Who knows what the woman who anointed Jesus’ feet with expensive nard was thinking? She wasn’t preparing Him for burial as Jesus Himself suggests. She was not, as some authors have suggested, breaking open and emptying her dowry, hoping for a spouse (though that is what she ultimately got spiritually). She was not even giving Jesus a gift, for surely she knew that this man poorly appreciated the world’s treasures. There was not even extravagance in this gaudy display. She knew, as we all know, that extravagance relies on the audience and Jesus is not impressed…with the oil.
What did she bring? Fragrance.
This money is being wasted, sending all those people to Africa. With that much money we could build a school there. Why, we could put in twenty wells with that much money. A van. They really need a van. Why wasn’t that money given to the poor?
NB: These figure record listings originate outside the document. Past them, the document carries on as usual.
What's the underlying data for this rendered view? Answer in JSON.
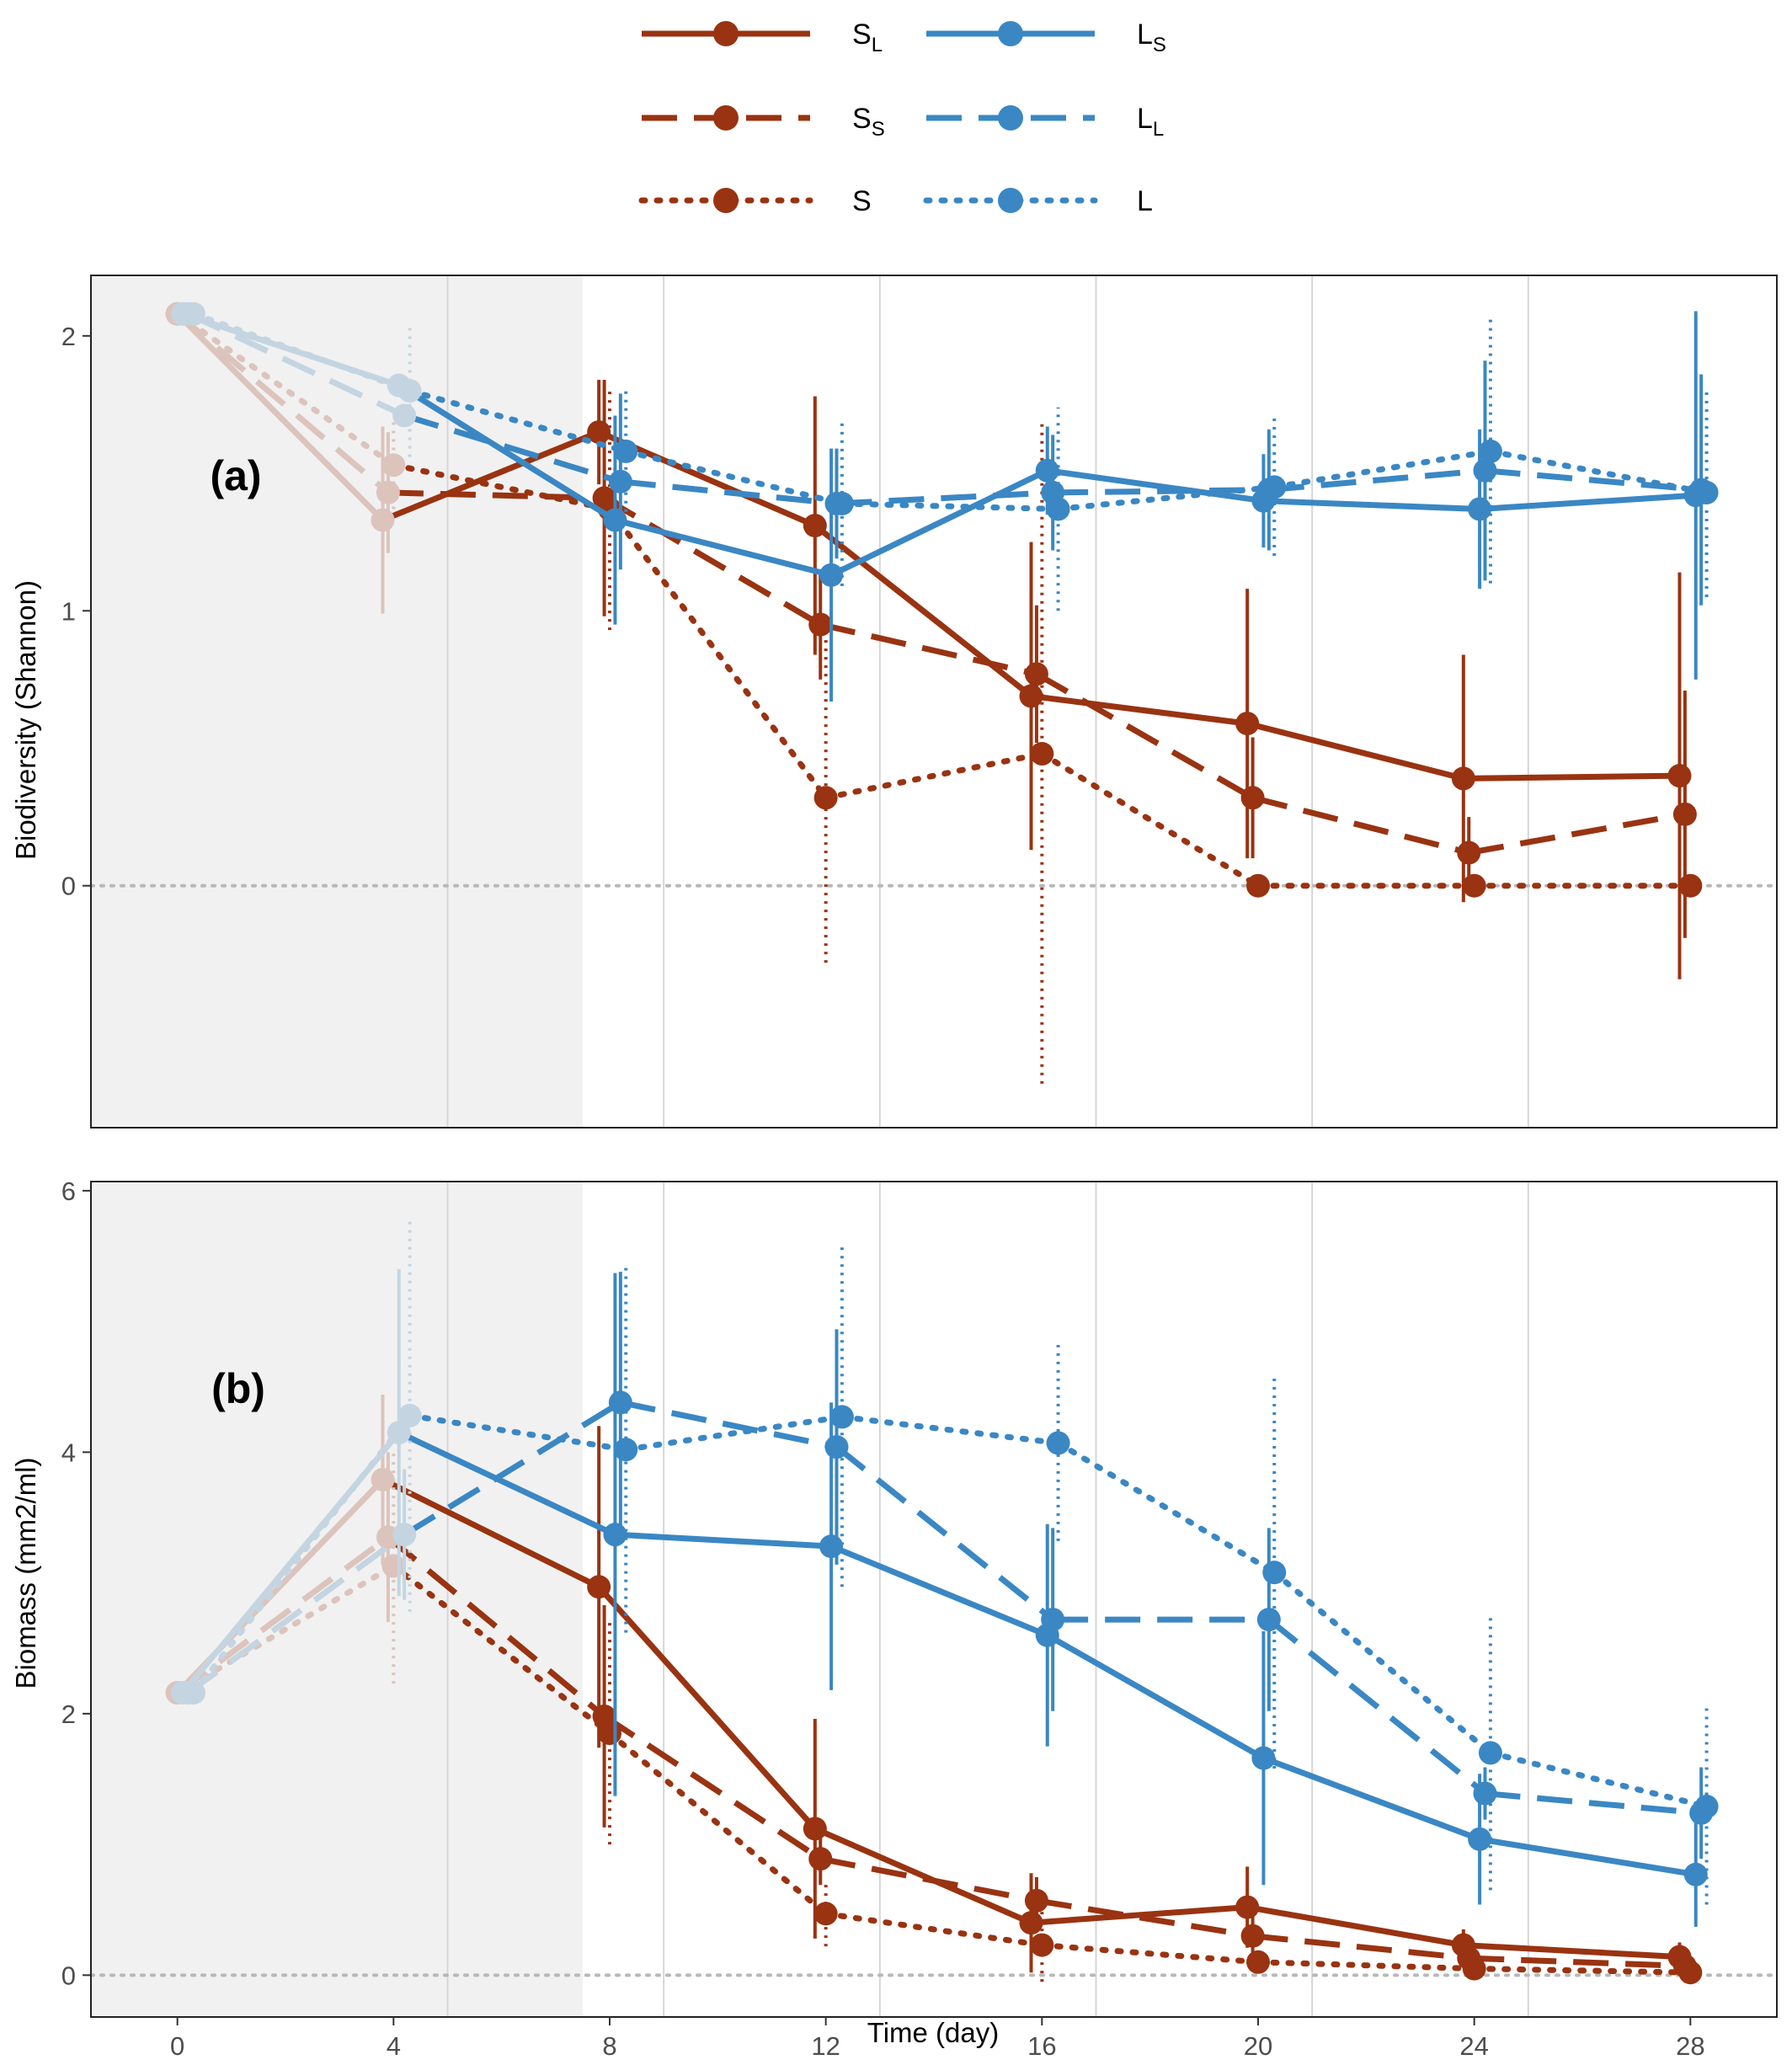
{
  "legend": {
    "items": [
      {
        "key": "SL",
        "base": "S",
        "sub": "L"
      },
      {
        "key": "LS",
        "base": "L",
        "sub": "S"
      },
      {
        "key": "SS",
        "base": "S",
        "sub": "S"
      },
      {
        "key": "LL",
        "base": "L",
        "sub": "L"
      },
      {
        "key": "S",
        "base": "S",
        "sub": ""
      },
      {
        "key": "L",
        "base": "L",
        "sub": ""
      }
    ]
  },
  "colors": {
    "S": "#993311",
    "L": "#3a87c4",
    "S_faded": "#dcc4bc",
    "L_faded": "#c4d5e1",
    "shade": "#f1f1f1",
    "grid": "#d6d6d6",
    "zero_line": "#b8b8b8"
  },
  "x_axis": {
    "label": "Time (day)",
    "ticks": [
      0,
      4,
      8,
      12,
      16,
      20,
      24,
      28
    ],
    "range": [
      -1.6,
      29.6
    ],
    "vertical_grid_at": [
      5,
      9,
      13,
      17,
      21,
      25
    ],
    "shaded_range": [
      -1.6,
      7.5
    ]
  },
  "chart_data": [
    {
      "type": "line",
      "panel_label": "(a)",
      "ylabel": "Biodiversity (Shannon)",
      "ylim": [
        -0.88,
        2.22
      ],
      "yticks": [
        0,
        1,
        2
      ],
      "zero_line": true,
      "series": [
        {
          "key": "SL",
          "group": "S",
          "line_style": "solid",
          "x": [
            0,
            3.8,
            7.8,
            11.8,
            15.8,
            19.8,
            23.8,
            27.8
          ],
          "y": [
            2.08,
            1.33,
            1.65,
            1.31,
            0.69,
            0.59,
            0.39,
            0.4
          ],
          "err": [
            null,
            0.34,
            0.19,
            0.47,
            0.56,
            0.49,
            0.45,
            0.74
          ]
        },
        {
          "key": "SS",
          "group": "S",
          "line_style": "dashed",
          "x": [
            0,
            3.9,
            7.9,
            11.9,
            15.9,
            19.9,
            23.9,
            27.9
          ],
          "y": [
            2.08,
            1.43,
            1.41,
            0.95,
            0.77,
            0.32,
            0.12,
            0.26
          ],
          "err": [
            null,
            0.22,
            0.43,
            0.2,
            0.25,
            0.22,
            0.13,
            0.45
          ]
        },
        {
          "key": "S",
          "group": "S",
          "line_style": "dotted",
          "x": [
            0,
            4.0,
            8.0,
            12.0,
            16.0,
            20.0,
            24.0,
            28.0
          ],
          "y": [
            2.08,
            1.53,
            1.37,
            0.32,
            0.48,
            0.0,
            0.0,
            0.0
          ],
          "err": [
            null,
            0.16,
            0.44,
            0.6,
            1.2,
            0.03,
            0.03,
            0.03
          ]
        },
        {
          "key": "LS",
          "group": "L",
          "line_style": "solid",
          "x": [
            0.1,
            4.1,
            8.1,
            12.1,
            16.1,
            20.1,
            24.1,
            28.1
          ],
          "y": [
            2.08,
            1.82,
            1.33,
            1.13,
            1.51,
            1.4,
            1.37,
            1.42
          ],
          "err": [
            null,
            null,
            0.38,
            0.46,
            0.16,
            0.17,
            0.29,
            0.67
          ]
        },
        {
          "key": "LL",
          "group": "L",
          "line_style": "dashed",
          "x": [
            0.2,
            4.2,
            8.2,
            12.2,
            16.2,
            20.2,
            24.2,
            28.2
          ],
          "y": [
            2.08,
            1.71,
            1.47,
            1.39,
            1.43,
            1.44,
            1.51,
            1.44
          ],
          "err": [
            null,
            null,
            0.32,
            0.2,
            0.21,
            0.22,
            0.4,
            0.42
          ]
        },
        {
          "key": "L",
          "group": "L",
          "line_style": "dotted",
          "x": [
            0.3,
            4.3,
            8.3,
            12.3,
            16.3,
            20.3,
            24.3,
            28.3
          ],
          "y": [
            2.08,
            1.8,
            1.58,
            1.39,
            1.37,
            1.45,
            1.58,
            1.43
          ],
          "err": [
            null,
            0.24,
            0.22,
            0.3,
            0.37,
            0.25,
            0.48,
            0.38
          ]
        }
      ]
    },
    {
      "type": "line",
      "panel_label": "(b)",
      "ylabel": "Biomass (mm2/ml)",
      "ylim": [
        -0.32,
        6.07
      ],
      "yticks": [
        0,
        2,
        4,
        6
      ],
      "zero_line": true,
      "series": [
        {
          "key": "SL",
          "group": "S",
          "line_style": "solid",
          "x": [
            0,
            3.8,
            7.8,
            11.8,
            15.8,
            19.8,
            23.8,
            27.8
          ],
          "y": [
            2.16,
            3.79,
            2.97,
            1.12,
            0.4,
            0.52,
            0.23,
            0.14
          ],
          "err": [
            null,
            0.65,
            1.23,
            0.84,
            0.38,
            0.31,
            0.12,
            0.11
          ]
        },
        {
          "key": "SS",
          "group": "S",
          "line_style": "dashed",
          "x": [
            0,
            3.9,
            7.9,
            11.9,
            15.9,
            19.9,
            23.9,
            27.9
          ],
          "y": [
            2.16,
            3.35,
            1.98,
            0.89,
            0.57,
            0.3,
            0.13,
            0.07
          ],
          "err": [
            null,
            0.65,
            0.85,
            0.2,
            0.18,
            0.2,
            0.12,
            0.07
          ]
        },
        {
          "key": "S",
          "group": "S",
          "line_style": "dotted",
          "x": [
            0,
            4.0,
            8.0,
            12.0,
            16.0,
            20.0,
            24.0,
            28.0
          ],
          "y": [
            2.16,
            3.13,
            1.85,
            0.47,
            0.23,
            0.1,
            0.05,
            0.02
          ],
          "err": [
            null,
            0.9,
            0.85,
            0.25,
            0.28,
            0.08,
            0.05,
            0.03
          ]
        },
        {
          "key": "LS",
          "group": "L",
          "line_style": "solid",
          "x": [
            0.1,
            4.1,
            8.1,
            12.1,
            16.1,
            20.1,
            24.1,
            28.1
          ],
          "y": [
            2.16,
            4.15,
            3.37,
            3.28,
            2.6,
            1.66,
            1.04,
            0.77
          ],
          "err": [
            null,
            1.25,
            2.0,
            1.1,
            0.85,
            0.97,
            0.5,
            0.4
          ]
        },
        {
          "key": "LL",
          "group": "L",
          "line_style": "dashed",
          "x": [
            0.2,
            4.2,
            8.2,
            12.2,
            16.2,
            20.2,
            24.2,
            28.2
          ],
          "y": [
            2.16,
            3.37,
            4.38,
            4.04,
            2.72,
            2.72,
            1.39,
            1.24
          ],
          "err": [
            null,
            0.5,
            1.0,
            0.9,
            0.7,
            0.7,
            0.2,
            0.35
          ]
        },
        {
          "key": "L",
          "group": "L",
          "line_style": "dotted",
          "x": [
            0.3,
            4.3,
            8.3,
            12.3,
            16.3,
            20.3,
            24.3,
            28.3
          ],
          "y": [
            2.16,
            4.28,
            4.02,
            4.27,
            4.07,
            3.08,
            1.7,
            1.29
          ],
          "err": [
            null,
            1.5,
            1.4,
            1.3,
            0.75,
            1.5,
            1.05,
            0.75
          ]
        }
      ]
    }
  ]
}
The world looks and never sees. The world listens and never hears.
A child’s tin can phone conversation across the dining room table or her gathering of weeds to garland your hair carry an unseen weight of glory to which the world is forbidden or is unable to bear. The world in its poverty can only see what could be and not what is.
The fragrance of nard filled the room. Missionaries’ hands hold foreign dirt and hands. Missionary fingers plait honey brown hair into peace and loved-ness. Missionary feet miss the goal with balls of rags and all feet rejoice that no one fails alone.
Fragrance. The fragrance of love is much too dear to be sacrificed for houses or vans. The weight of a forehead kiss brought 5000 miles for a sleeping child in acacia shade trumps many schools or wells.